Linda Benedict  |  4/5/2005 1:15:04 AM

Research on livestock reproduction has been given a boost through the expansion and remodeling of one of the country's top facilities - the LSU AgCenter's Embryo Biotechnology Laboratory.

An open house and dedication of the facility's new William Hansel Conference Room was held May 26.

The Embryo Biotechnology Laboratory, which was expanded to 10,000 square feet, is part of the newly created Reproductive Biology Center. The center also includes support facilities and pastures.

Research at the center focuses on developing both basic and applied assisted reproductive technologies for use in livestock improvement, biomedical applications, and propagation of exotic and endangered species, according to Richard Denniston, the center's director.

Many " firsts" in animal reproduction history have occurred at the center since its establishment in the early 1970s by Robert Godke, LSU Boyd Professor of Animal Sciences.

One of the latest was announced during the May 26 activities. Godke told a group of journalists that one of his graduate students has successfully produced a calf using sperm from a dead bull.

A "first" announced in 2003 was the successful cloning of a Brahman using a cryo-preserved oocyte thawed with a super-cold gel, which prevents the problem of cell destruction from ice crystals.

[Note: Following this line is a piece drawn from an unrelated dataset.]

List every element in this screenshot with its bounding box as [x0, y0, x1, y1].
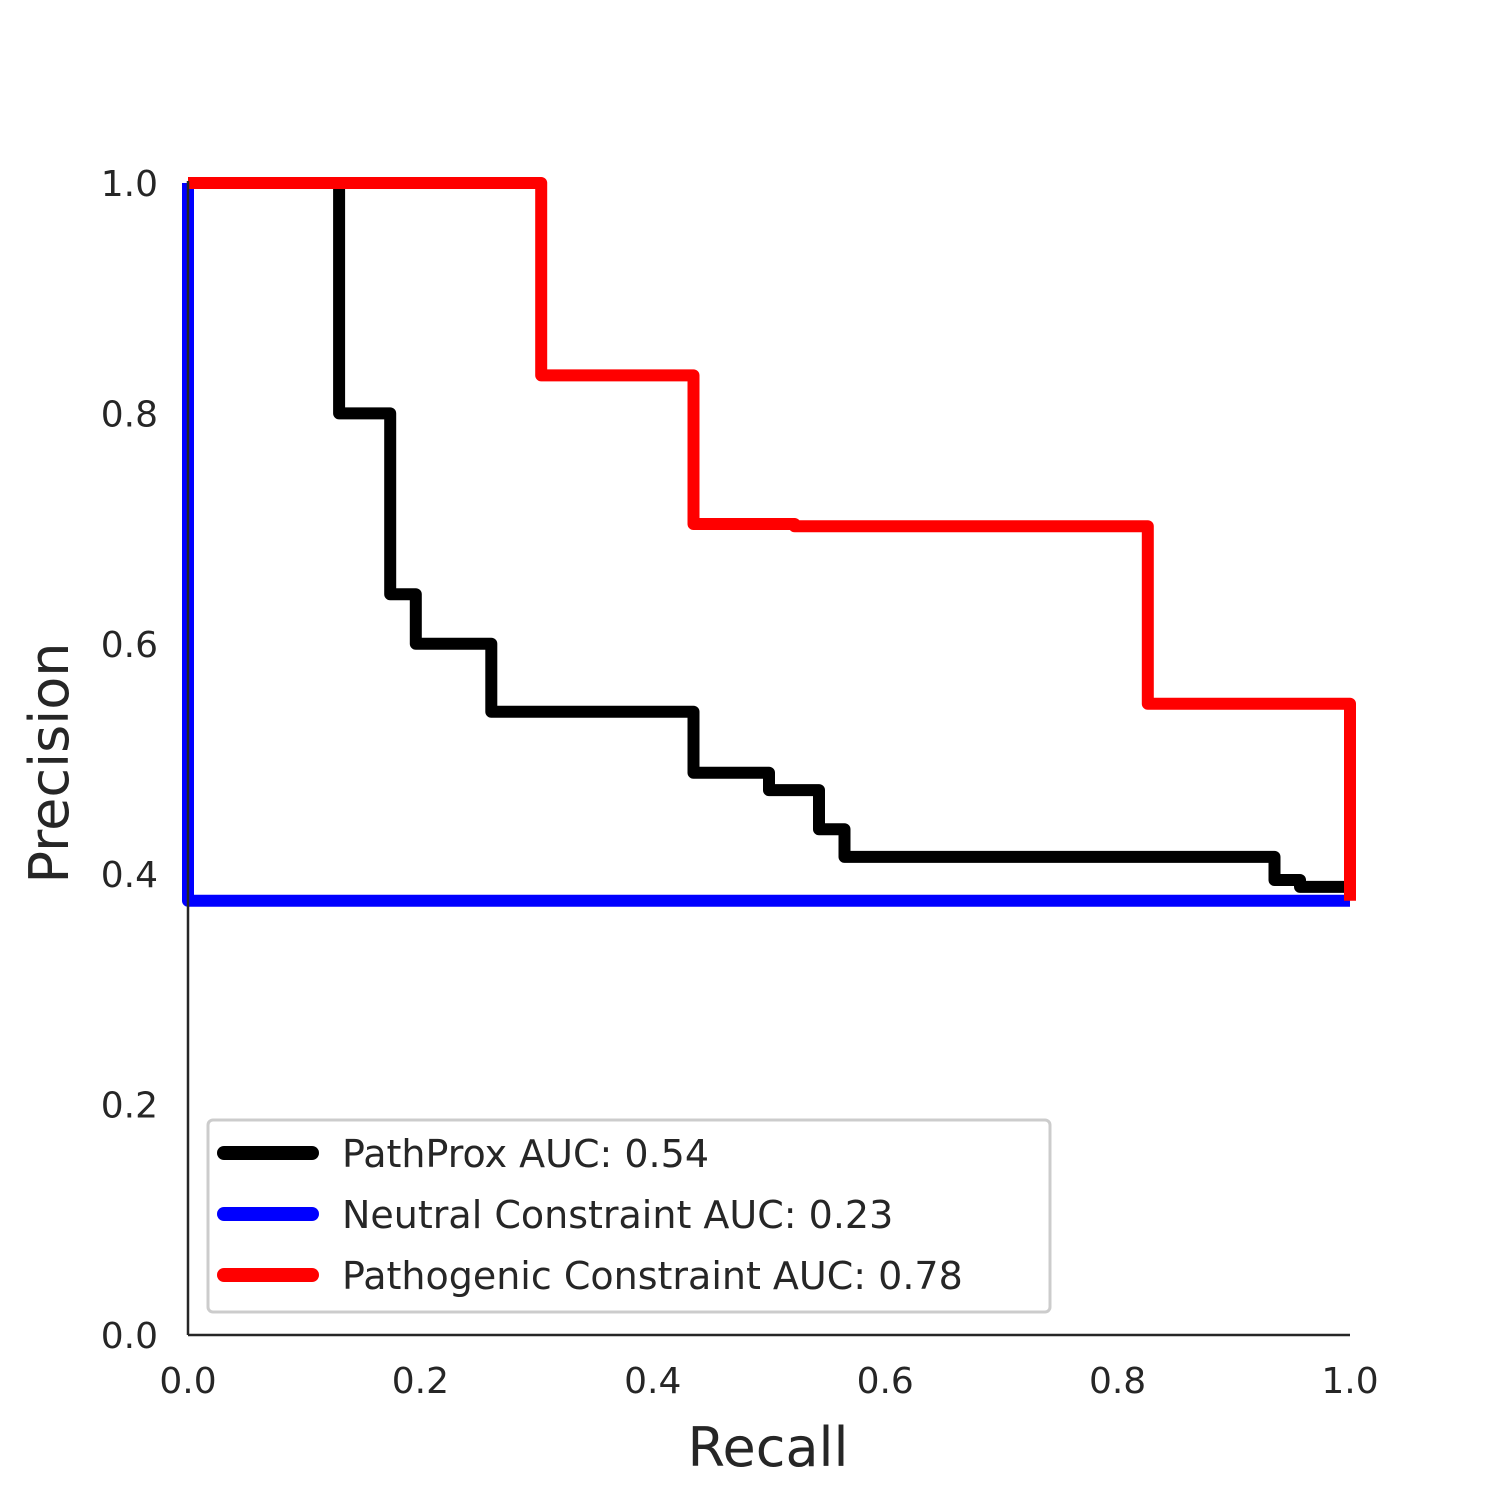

LSU AgCenter scientists collaborate with scientists from other institutions, including Pennington Biomedical Research Center, also in Baton Rouge. One of the Pennington researchers is William Hansel, who also has a joint appointment with the LSU AgCenter.

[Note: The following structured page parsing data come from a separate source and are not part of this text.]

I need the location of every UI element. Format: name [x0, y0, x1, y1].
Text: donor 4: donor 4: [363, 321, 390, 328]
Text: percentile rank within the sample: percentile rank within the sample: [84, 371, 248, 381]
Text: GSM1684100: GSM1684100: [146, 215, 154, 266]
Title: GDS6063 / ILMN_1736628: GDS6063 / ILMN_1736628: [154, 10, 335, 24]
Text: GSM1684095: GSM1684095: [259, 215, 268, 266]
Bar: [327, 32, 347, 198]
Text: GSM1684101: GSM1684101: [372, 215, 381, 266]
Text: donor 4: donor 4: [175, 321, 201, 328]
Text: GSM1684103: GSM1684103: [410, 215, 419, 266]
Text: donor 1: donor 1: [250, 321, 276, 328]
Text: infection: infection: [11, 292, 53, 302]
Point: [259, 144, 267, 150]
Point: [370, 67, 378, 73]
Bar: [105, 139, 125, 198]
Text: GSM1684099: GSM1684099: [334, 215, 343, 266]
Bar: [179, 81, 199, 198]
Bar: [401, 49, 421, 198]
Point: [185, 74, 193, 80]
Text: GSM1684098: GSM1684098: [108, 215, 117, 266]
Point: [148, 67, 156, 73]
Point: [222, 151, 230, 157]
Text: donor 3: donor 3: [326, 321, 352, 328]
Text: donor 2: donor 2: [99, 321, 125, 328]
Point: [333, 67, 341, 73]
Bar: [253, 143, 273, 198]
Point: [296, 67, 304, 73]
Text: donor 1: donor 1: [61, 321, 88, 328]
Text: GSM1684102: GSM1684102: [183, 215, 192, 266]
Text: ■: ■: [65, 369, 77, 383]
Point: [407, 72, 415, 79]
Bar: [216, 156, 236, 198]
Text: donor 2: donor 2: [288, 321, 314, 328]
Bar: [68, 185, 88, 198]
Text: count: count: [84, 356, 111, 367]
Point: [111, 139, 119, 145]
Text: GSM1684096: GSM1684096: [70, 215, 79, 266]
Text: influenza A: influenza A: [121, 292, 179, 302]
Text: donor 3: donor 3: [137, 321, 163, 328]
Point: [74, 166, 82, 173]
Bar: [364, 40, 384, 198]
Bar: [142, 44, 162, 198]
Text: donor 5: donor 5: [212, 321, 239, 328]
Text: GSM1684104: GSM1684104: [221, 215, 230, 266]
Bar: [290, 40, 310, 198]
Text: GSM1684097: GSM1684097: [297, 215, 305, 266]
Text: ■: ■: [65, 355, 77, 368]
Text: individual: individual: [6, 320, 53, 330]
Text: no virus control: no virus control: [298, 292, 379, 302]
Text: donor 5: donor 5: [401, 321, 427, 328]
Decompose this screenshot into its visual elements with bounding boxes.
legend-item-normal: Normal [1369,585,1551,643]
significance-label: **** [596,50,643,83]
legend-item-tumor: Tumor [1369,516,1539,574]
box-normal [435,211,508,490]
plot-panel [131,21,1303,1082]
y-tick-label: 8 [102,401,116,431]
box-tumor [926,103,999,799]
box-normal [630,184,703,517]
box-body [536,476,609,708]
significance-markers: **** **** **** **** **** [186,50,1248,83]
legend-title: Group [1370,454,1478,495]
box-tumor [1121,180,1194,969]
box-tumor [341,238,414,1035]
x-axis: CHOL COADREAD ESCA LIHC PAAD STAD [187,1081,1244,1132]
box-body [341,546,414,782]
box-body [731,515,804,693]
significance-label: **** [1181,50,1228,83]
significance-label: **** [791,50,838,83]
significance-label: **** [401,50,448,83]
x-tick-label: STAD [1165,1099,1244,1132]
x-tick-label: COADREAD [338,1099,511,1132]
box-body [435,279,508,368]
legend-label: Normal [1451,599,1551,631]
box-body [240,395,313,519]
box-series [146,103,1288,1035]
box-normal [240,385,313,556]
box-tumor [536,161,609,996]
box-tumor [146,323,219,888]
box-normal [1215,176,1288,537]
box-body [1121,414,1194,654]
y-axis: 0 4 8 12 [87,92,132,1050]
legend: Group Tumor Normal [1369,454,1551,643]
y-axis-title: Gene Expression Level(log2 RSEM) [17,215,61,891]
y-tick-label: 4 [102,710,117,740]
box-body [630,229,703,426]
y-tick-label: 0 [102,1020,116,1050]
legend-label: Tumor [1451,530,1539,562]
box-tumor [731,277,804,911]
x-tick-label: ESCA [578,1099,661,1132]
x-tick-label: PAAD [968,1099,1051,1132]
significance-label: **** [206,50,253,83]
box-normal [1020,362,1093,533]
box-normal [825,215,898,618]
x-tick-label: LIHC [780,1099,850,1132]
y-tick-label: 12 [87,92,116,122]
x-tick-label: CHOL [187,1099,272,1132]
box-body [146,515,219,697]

Hansel's research activities span four decades and include many accomplishments. One of his latest is developing a drug that attaches to and destroys the membrane of prostate, breast, ovarian and testicular cancer cells.

Although professing pride in the breakthroughs in cancer research, he acknowledged at the dedication ceremony that the main focus of research in animal sciences needs to continue to be helping the farmer and rancher with livestock productivity.


(This article appeared in the summer 2004 issue of Louisiana Agriculture.)